David Luck, CEO Beloit, Wis. No. 3,343 2011 Revenue: $4.6 billion Three-Year Growth: 58.25% Founded by the late Ken Hendricks in 1982, ABC Supply has become one of the biggest roofing, siding, and windows wholesalers in the U.S. David Luck, who became president in 1998 and has been CEO since 2008, says that the company’s employee-first culture has helped it thrive. “Being part of a large national company but managing it in a way that empowers employees: this approach to the business has been a catalyst to our growth over the years,” he says. ABC Supply ranked No. 4,081 on the Inc. 5000 in 2011.
Jonathan Rich, CEO Evansville, Ind. No. 4,210 2011 Revenue: $4.6 billion Three-Year Growth: 29.83% Berry Plastics Group creates injection-molded plastic products that it distributes to over 30,000 customers from its 85 manufacturing facilities worldwide, with locations in Australia, Asia, Europe, and the Americas. Current CEO Jonathan Rich has led the company since 2010, guiding it into new territory when Berry Plastics filed for a $500 million IPO with the Securities and Exchange Commission in March 2012.

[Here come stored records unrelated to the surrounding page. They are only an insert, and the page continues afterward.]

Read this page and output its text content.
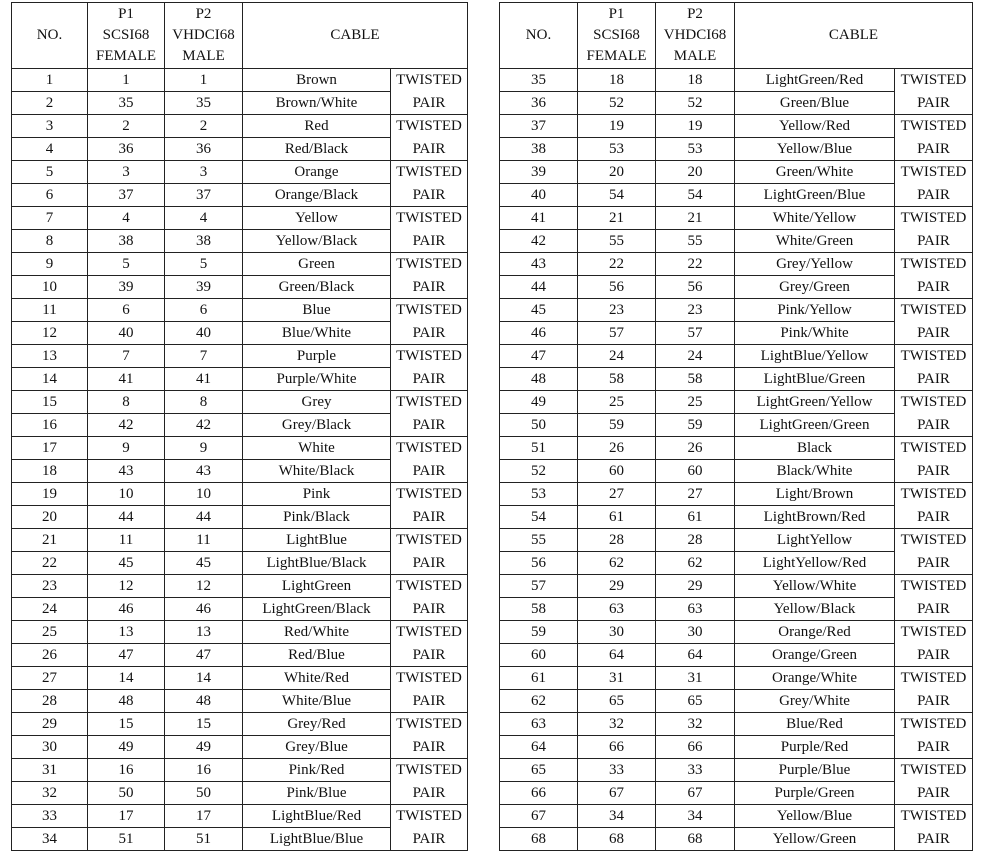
NO.	P1
SCSI68
FEMALE	P2
VHDCI68
MALE	CABLE	
1	1	1	Brown	TWISTED
2	35	35	Brown/White	PAIR
3	2	2	Red	TWISTED
4	36	36	Red/Black	PAIR
5	3	3	Orange	TWISTED
6	37	37	Orange/Black	PAIR
7	4	4	Yellow	TWISTED
8	38	38	Yellow/Black	PAIR
9	5	5	Green	TWISTED
10	39	39	Green/Black	PAIR
11	6	6	Blue	TWISTED
12	40	40	Blue/White	PAIR
13	7	7	Purple	TWISTED
14	41	41	Purple/White	PAIR
15	8	8	Grey	TWISTED
16	42	42	Grey/Black	PAIR
17	9	9	White	TWISTED
18	43	43	White/Black	PAIR
19	10	10	Pink	TWISTED
20	44	44	Pink/Black	PAIR
21	11	11	LightBlue	TWISTED
22	45	45	LightBlue/Black	PAIR
23	12	12	LightGreen	TWISTED
24	46	46	LightGreen/Black	PAIR
25	13	13	Red/White	TWISTED
26	47	47	Red/Blue	PAIR
27	14	14	White/Red	TWISTED
28	48	48	White/Blue	PAIR
29	15	15	Grey/Red	TWISTED
30	49	49	Grey/Blue	PAIR
31	16	16	Pink/Red	TWISTED
32	50	50	Pink/Blue	PAIR
33	17	17	LightBlue/Red	TWISTED
34	51	51	LightBlue/Blue	PAIR
NO.	P1
SCSI68
FEMALE	P2
VHDCI68
MALE	CABLE	
35	18	18	LightGreen/Red	TWISTED
36	52	52	Green/Blue	PAIR
37	19	19	Yellow/Red	TWISTED
38	53	53	Yellow/Blue	PAIR
39	20	20	Green/White	TWISTED
40	54	54	LightGreen/Blue	PAIR
41	21	21	White/Yellow	TWISTED
42	55	55	White/Green	PAIR
43	22	22	Grey/Yellow	TWISTED
44	56	56	Grey/Green	PAIR
45	23	23	Pink/Yellow	TWISTED
46	57	57	Pink/White	PAIR
47	24	24	LightBlue/Yellow	TWISTED
48	58	58	LightBlue/Green	PAIR
49	25	25	LightGreen/Yellow	TWISTED
50	59	59	LightGreen/Green	PAIR
51	26	26	Black	TWISTED
52	60	60	Black/White	PAIR
53	27	27	Light/Brown	TWISTED
54	61	61	LightBrown/Red	PAIR
55	28	28	LightYellow	TWISTED
56	62	62	LightYellow/Red	PAIR
57	29	29	Yellow/White	TWISTED
58	63	63	Yellow/Black	PAIR
59	30	30	Orange/Red	TWISTED
60	64	64	Orange/Green	PAIR
61	31	31	Orange/White	TWISTED
62	65	65	Grey/White	PAIR
63	32	32	Blue/Red	TWISTED
64	66	66	Purple/Red	PAIR
65	33	33	Purple/Blue	TWISTED
66	67	67	Purple/Green	PAIR
67	34	34	Yellow/Blue	TWISTED
68	68	68	Yellow/Green	PAIR
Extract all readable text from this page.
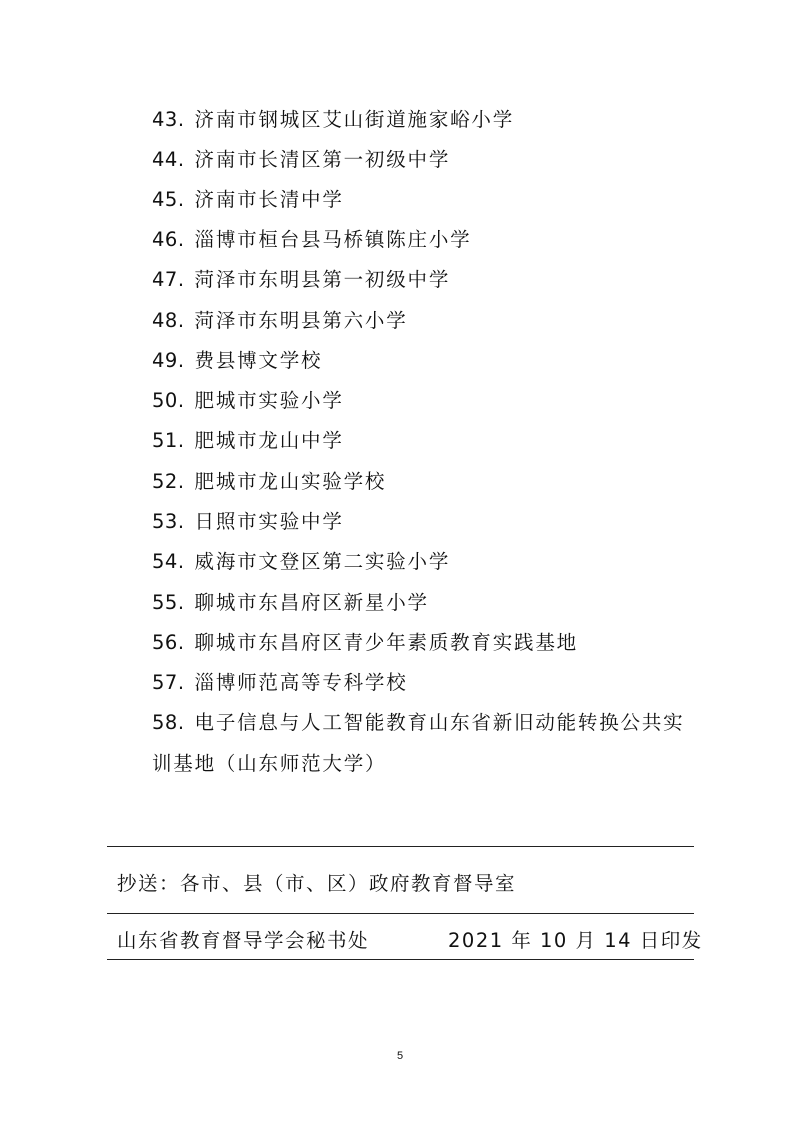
43. 济南市钢城区艾山街道施家峪小学
44. 济南市长清区第一初级中学
45. 济南市长清中学
46. 淄博市桓台县马桥镇陈庄小学
47. 菏泽市东明县第一初级中学
48. 菏泽市东明县第六小学
49. 费县博文学校
50. 肥城市实验小学
51. 肥城市龙山中学
52. 肥城市龙山实验学校
53. 日照市实验中学
54. 威海市文登区第二实验小学
55. 聊城市东昌府区新星小学
56. 聊城市东昌府区青少年素质教育实践基地
57. 淄博师范高等专科学校
58. 电子信息与人工智能教育山东省新旧动能转换公共实
训基地（山东师范大学）
抄送：各市、县（市、区）政府教育督导室
山东省教育督导学会秘书处	2021 年 10 月 14 日印发
5
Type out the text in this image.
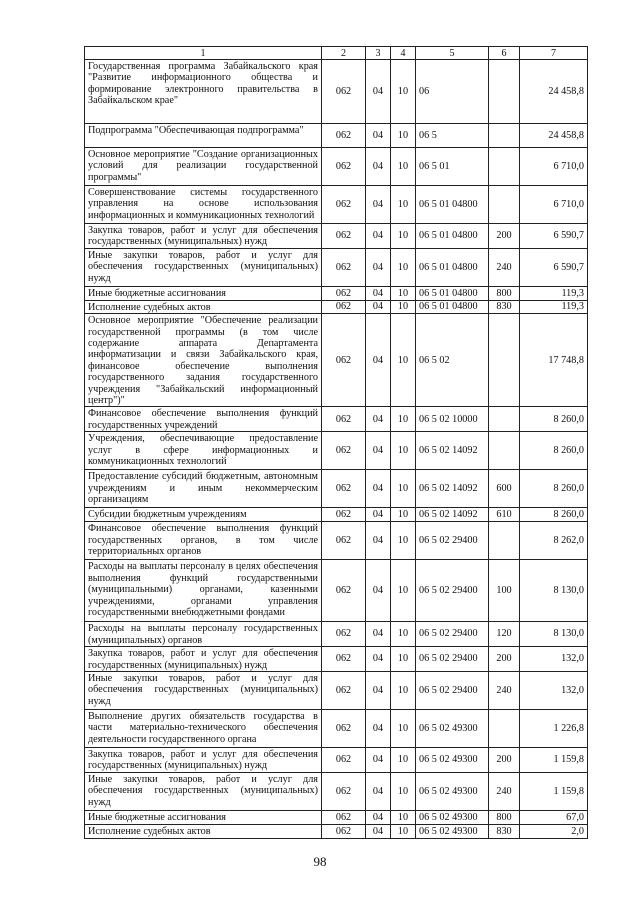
1	2	3	4	5	6	7
Государственная программа Забайкальского края "Развитие информационного общества и формирование электронного правительства в Забайкальском крае"	062	04	10	06		24 458,8
Подпрограмма "Обеспечивающая подпрограмма"	062	04	10	06 5		24 458,8
Основное мероприятие "Создание организационных условий для реализации государственной программы"	062	04	10	06 5 01		6 710,0
Совершенствование системы государственного управления на основе использования информационных и коммуникационных технологий	062	04	10	06 5 01 04800		6 710,0
Закупка товаров, работ и услуг для обеспечения государственных (муниципальных) нужд	062	04	10	06 5 01 04800	200	6 590,7
Иные закупки товаров, работ и услуг для обеспечения государственных (муниципальных) нужд	062	04	10	06 5 01 04800	240	6 590,7
Иные бюджетные ассигнования	062	04	10	06 5 01 04800	800	119,3
Исполнение судебных актов	062	04	10	06 5 01 04800	830	119,3
Основное мероприятие "Обеспечение реализации государственной программы (в том числе содержание аппарата Департамента информатизации и связи Забайкальского края, финансовое обеспечение выполнения государственного задания государственного учреждения "Забайкальский информационный центр")"	062	04	10	06 5 02		17 748,8
Финансовое обеспечение выполнения функций государственных учреждений	062	04	10	06 5 02 10000		8 260,0
Учреждения, обеспечивающие предоставление услуг в сфере информационных и коммуникационных технологий	062	04	10	06 5 02 14092		8 260,0
Предоставление субсидий бюджетным, автономным учреждениям и иным некоммерческим организациям	062	04	10	06 5 02 14092	600	8 260,0
Субсидии бюджетным учреждениям	062	04	10	06 5 02 14092	610	8 260,0
Финансовое обеспечение выполнения функций государственных органов, в том числе территориальных органов	062	04	10	06 5 02 29400		8 262,0
Расходы на выплаты персоналу в целях обеспечения выполнения функций государственными (муниципальными) органами, казенными учреждениями, органами управления государственными внебюджетными фондами	062	04	10	06 5 02 29400	100	8 130,0
Расходы на выплаты персоналу государственных (муниципальных) органов	062	04	10	06 5 02 29400	120	8 130,0
Закупка товаров, работ и услуг для обеспечения государственных (муниципальных) нужд	062	04	10	06 5 02 29400	200	132,0
Иные закупки товаров, работ и услуг для обеспечения государственных (муниципальных) нужд	062	04	10	06 5 02 29400	240	132,0
Выполнение других обязательств государства в части материально-технического обеспечения деятельности государственного органа	062	04	10	06 5 02 49300		1 226,8
Закупка товаров, работ и услуг для обеспечения государственных (муниципальных) нужд	062	04	10	06 5 02 49300	200	1 159,8
Иные закупки товаров, работ и услуг для обеспечения государственных (муниципальных) нужд	062	04	10	06 5 02 49300	240	1 159,8
Иные бюджетные ассигнования	062	04	10	06 5 02 49300	800	67,0
Исполнение судебных актов	062	04	10	06 5 02 49300	830	2,0
98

Charles Bergh, CEO San Francisco No. 4,909 2011 Revenue: $4.8 billion Three-Year Growth: 12.7% When Bavarian immigrant Levi Strauss created the first pair of blue jeans in 1853, the pants were marketed to miners flocking to California for the Gold Rush. Today, Levi Strauss is one of the world’s largest brand-name apparel companies, selling a diverse collection of apparel in addition to its iconic denim jeans. At Levi, Chip Bergh now wears the pants: He became the company’s CEO in 2011 after spending 28 years at Procter & Gamble.
Kevin Kennedy, CEO Basking Ridge, N.J. No. 4,782 2011 Revenue: $5.5 billion Three-Year Growth: 12.68% Avaya, a technology company that provides communication services to companies all around the world, privatized in 2007. Kevin Kennedy says that Avaya, as a company transitioning from one generation of technology to another, stays ahead of the game by seeking out employees who are like marathon runners. “You take a step forward, and then half a step back,” he says. “But you’ve got to just keep relentlessly moving forward.”
Thomas Richards, CEO Vernon Hills, Ill. No. 4,579 2011 Revenue: $9.6 billion Three-Year Growth: 18.97% One of the Inc. 5000 companies with the highest revenue last year, CDW lands on the list again. Founded in 1984 as one of the first businesses to market computers directly to customers, CDW has grown to over 6,300 employees, and now offers complex technologies that include virtualization, data center optimization, and cloud computing. Thomas Richards joined the company as president and COO in 2009, and became CEO in 2011, the same year the company ranked No. 4,834 on the Inc. 5000.
Ed Crenshaw, CEO Lakeland, Fla. No. 4,780 2011 Revenue: $26.9 billion Three-Year Growth: 12.7% Ed Crenshaw began a career at Publix in 1974 as a stock clerk. Thirty-four years later he rose through the ranks to become CEO in 2008, a position he holds today. He’s not the only employee dedicated to the Publix culture: the company has been on Fortune’s list of the 100 Best Companies to Work For for the last 15 years. The largest employee-owned supermarket in the United States, Publix has over 1,000 stores in five states. The company inched up a bit from its previous rank at No. 4,796 on the Inc. 5000 in 2011.